OpenAI just took a step closer to building its own iPhone—Sam Altman privately briefed employees on a top-secret AI device being developed with legendary designer Jony Ive and backed by SoftBank’s billions.
No renderings, no public demos, just enough details to make you wonder if this thing could quietly shift how we interact with everything from ChatGPT to the apps on your phone.
We could be entering an era that's so redefining that Google search as well as Apple and Android devices see an end to their long-time dominance.
According to The Wall Street Journal and TechCrunch, Altman told OpenAI staff last month that the project is real, deep in development, and not a wearable.
That last part is key—after months of speculation around smart rings or pins (Ă la Humane or Rabbit), Altman’s vision seems to center on something bigger: a totally new kind of personal device.
Something that reinvents how we access AI in our daily lives—less screen, more ambient intelligence.
The project, first reported back in 2023, is being incubated under a separate company called “Human AI,” with Jony Ive’s LoveFrom studio handling the industrial design.
SoftBank CEO Masayoshi Son is reportedly bankrolling the whole thing to the tune of up to $1 billion, giving the project serious fuel to challenge both Apple and Android ecosystems.
Details are still scarce, but insiders say this is about rethinking the phone itself—not by cloning it, but by stepping around it.

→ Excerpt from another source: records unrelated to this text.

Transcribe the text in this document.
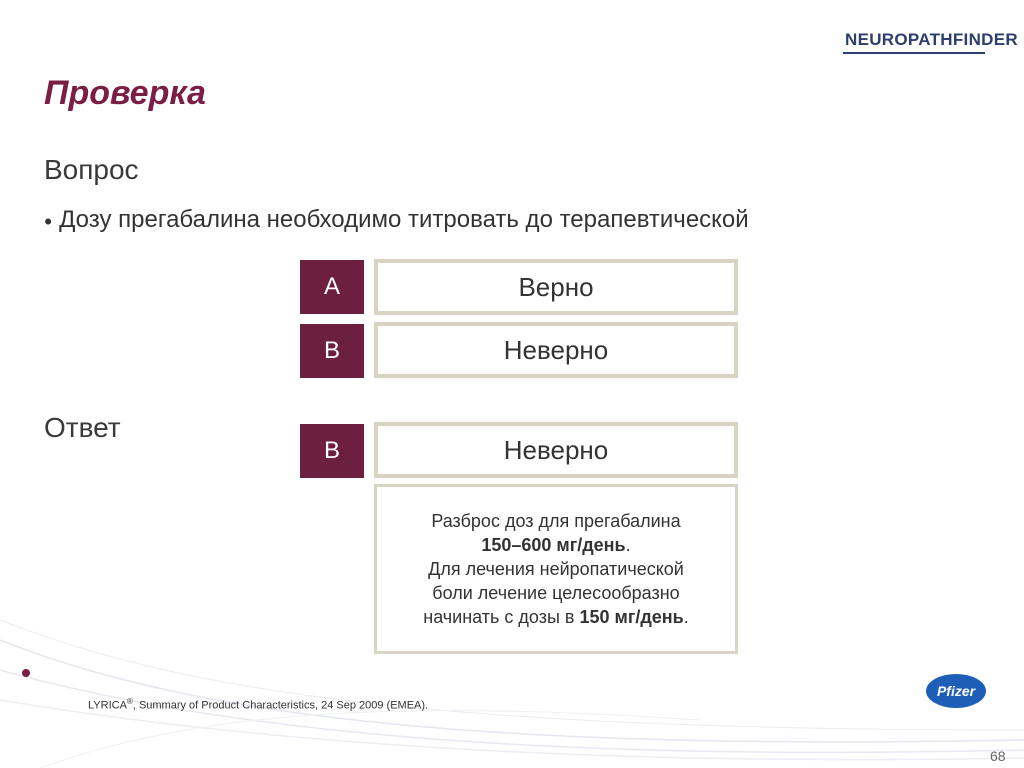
NEUROPATHFINDER
Проверка
Вопрос
● Дозу прегабалина необходимо титровать до терапевтической
A	Верно
B	Неверно
Ответ
B	Неверно
Разброс доз для прегабалина
150–600 мг/день.
Для лечения нейропатической
боли лечение целесообразно
начинать с дозы в 150 мг/день.
LYRICA®, Summary of Product Characteristics, 24 Sep 2009 (EMEA).
Pfizer
68
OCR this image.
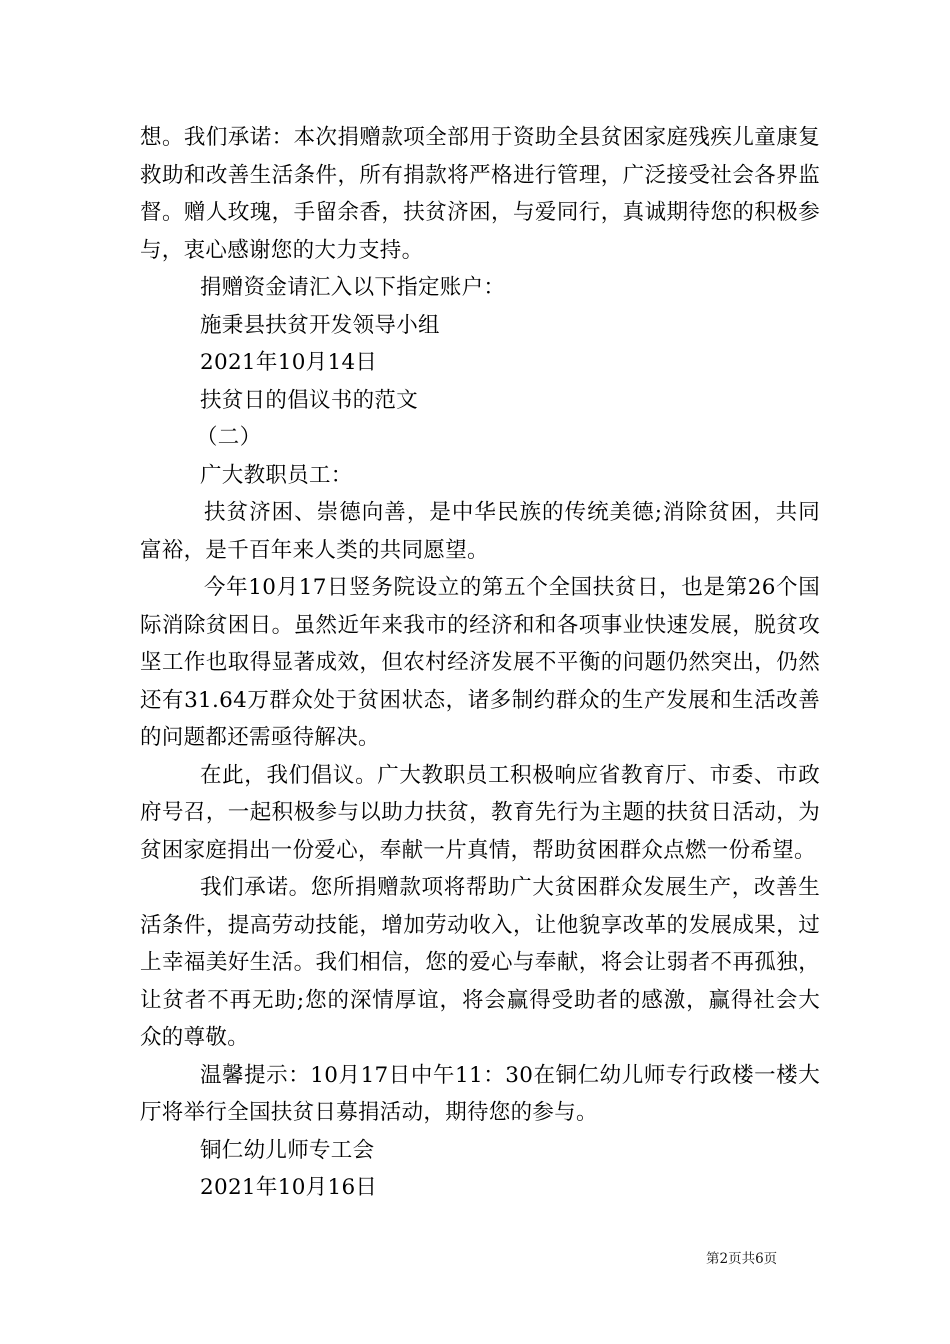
想。我们承诺：本次捐赠款项全部用于资助全县贫困家庭残疾儿童康复救助和改善生活条件，所有捐款将严格进行管理，广泛接受社会各界监督。赠人玫瑰，手留余香，扶贫济困，与爱同行，真诚期待您的积极参与，衷心感谢您的大力支持。

捐赠资金请汇入以下指定账户：

施秉县扶贫开发领导小组

2021年10月14日

扶贫日的倡议书的范文

（二）

广大教职员工：

扶贫济困、崇德向善，是中华民族的传统美德;消除贫困，共同富裕，是千百年来人类的共同愿望。

今年10月17日竖务院设立的第五个全国扶贫日，也是第26个国际消除贫困日。虽然近年来我市的经济和和各项事业快速发展，脱贫攻坚工作也取得显著成效，但农村经济发展不平衡的问题仍然突出，仍然还有31.64万群众处于贫困状态，诸多制约群众的生产发展和生活改善的问题都还需亟待解决。

在此，我们倡议。广大教职员工积极响应省教育厅、市委、市政府号召，一起积极参与以助力扶贫，教育先行为主题的扶贫日活动，为贫困家庭捐出一份爱心，奉献一片真情，帮助贫困群众点燃一份希望。

我们承诺。您所捐赠款项将帮助广大贫困群众发展生产，改善生活条件，提高劳动技能，增加劳动收入，让他貌享改革的发展成果，过上幸福美好生活。我们相信，您的爱心与奉献，将会让弱者不再孤独，让贫者不再无助;您的深情厚谊，将会赢得受助者的感激，赢得社会大众的尊敬。

温馨提示：10月17日中午11：30在铜仁幼儿师专行政楼一楼大厅将举行全国扶贫日募捐活动，期待您的参与。

铜仁幼儿师专工会

2021年10月16日

第2页共6页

Think minimal UI. Think passive AI presence. Think no app juggling. Just a clean, always-on assistant that feels more like an extension of your mind than a bundle of notifications.
It’s also a strategic flex by OpenAI.
While Google and Apple race to bolt AI onto existing devices (hello, Gemini and Siri updates), Altman wants to build a platform from the ground up—one that’s AI-native from the first boot.
With ChatGPT already pushing into voice, vision, and multi-modal territory, this device could serve as the ultimate hardware shell for that expanding model.
No launch timeline yet. No name. But the fact that this is moving past the rumor mill and into internal briefings signals it’s not a vaporware play—it’s real, and it’s coming.
And depending on how it lands, it could do for AI what the iPhone did for the mobile web: shift the entire playing field.